3. Rxd4 a5xb4 4. Rxb4 Qa5+ 5 Kh2 and is safe. So I figured that from here white would have a clear advantage in the endgame with Rook, bishop, Knight and three pawns vs Queen and three pawns, but with black's king more exposed and the black b5 pawn probably falling soon. I saw this as a default position for white, however I tried see if I could find anything better with the three remaining moves 2...Ke8, 2...Kc7, 2...Kc8.

2...Kc8 3 Bf5+, leaves three moves - 3...Kb8, 3...Kc7, 3...Kb7. To 3...Kc7 or 3...Kb7 white has 4. Rd7+ but what then? The knight can't get in on the action because of the bishop on d4 and seemingly the king can dance around in the corner and dodge checks from the bishop and rook. Of course if there are no checks the bishop on b4 falls. Similar thing with the other remaining king moves.

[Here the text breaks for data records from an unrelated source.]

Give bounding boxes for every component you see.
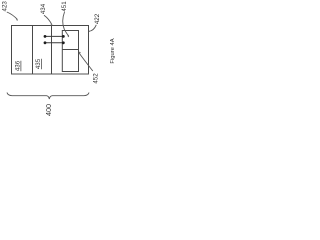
svg-text:436: 436 [15,60,22,71]
svg-text:435: 435 [35,58,42,69]
svg-text:434: 434 [40,3,47,14]
svg-text:451: 451 [61,1,68,12]
svg-text:422: 422 [94,13,101,24]
svg-text:423: 423 [2,1,9,12]
svg-text:Figure 4A: Figure 4A [110,38,116,63]
svg-text:452: 452 [92,73,99,84]
svg-text:400: 400 [44,104,53,116]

So at this point I would have been happy to return to my default position and to capture the black bishop if white doesn't blunder allowing mate with 1...Kf7. However, I decided to return to the starting position and have a quick look again at those remaining checks, though again I didn't find any joy.

Summary of moves here:


So then I looked at the solution and compared my notes.

Solution

See video link posted at the start.

I was pleased to note that the speaker in the video considered the same things I mentioned, the forcing checks, the bishop hanging on b4 etc and immediately starting analysing the Rc6+ line, which was so far so good. Again 1...Kf7 leads to mate. 1...Kd7 and the move given was 2.Rd6+, so far so good, though I didn't think these moves where hard to find, rather perhaps the most obvious, however I thought that was probably it, still a very good exercise. However, of course as you probably realised and I should have, I missed the immediate 3...Qa1+ winning the rook. An over-sight on my part. Of course I could have seen that in a game after playing 1.Rc6+ Kd7 2. Rd6+ (K moves but not to e7) then I might have looked for fresh at the then position, considering threats etc before playing 3. Rxd4. But I had missed it in calculating from scratch.

So that was a clear over-sight. However, if you have seen the video, then comes the brilliant bolt from the blue - 1. Bh7!

OK, so I have a bit of a headache after looking at all of that again, but I really like the Bh7 move, though the combinations that follow black avoiding losing the queen are also good.

So to conclude, there was clearly so much in that position that I didn't see. The 3. Rxd4 oversight was naughty, I should have seen that, so another reminder to look for alternatives, not to consider here axb4 only. I was pleased with my reading of 1.Rc6+ apart from that though. 1 Bh7 seems like something special, and when you have found that then all those other alternative lines become possible (though I'm not sure I would have found the knight sacrifice mate...) Though just going back to the starting position again with 1. Bh7 in mind:



 

 

 

 

 

 

 

 

 

 

 

 

 

 

 

 

Perhaps one obvious tactical question should spring to mind; the king and queen are on the same diagonal, are there any tactics? Then perhaps Bh7 might have been found.

Still, at least I can be comforted in the fact that the GM playing the game also missed it and played 1.Rc6+ and from the fact that I learned a great deal from looking at this position.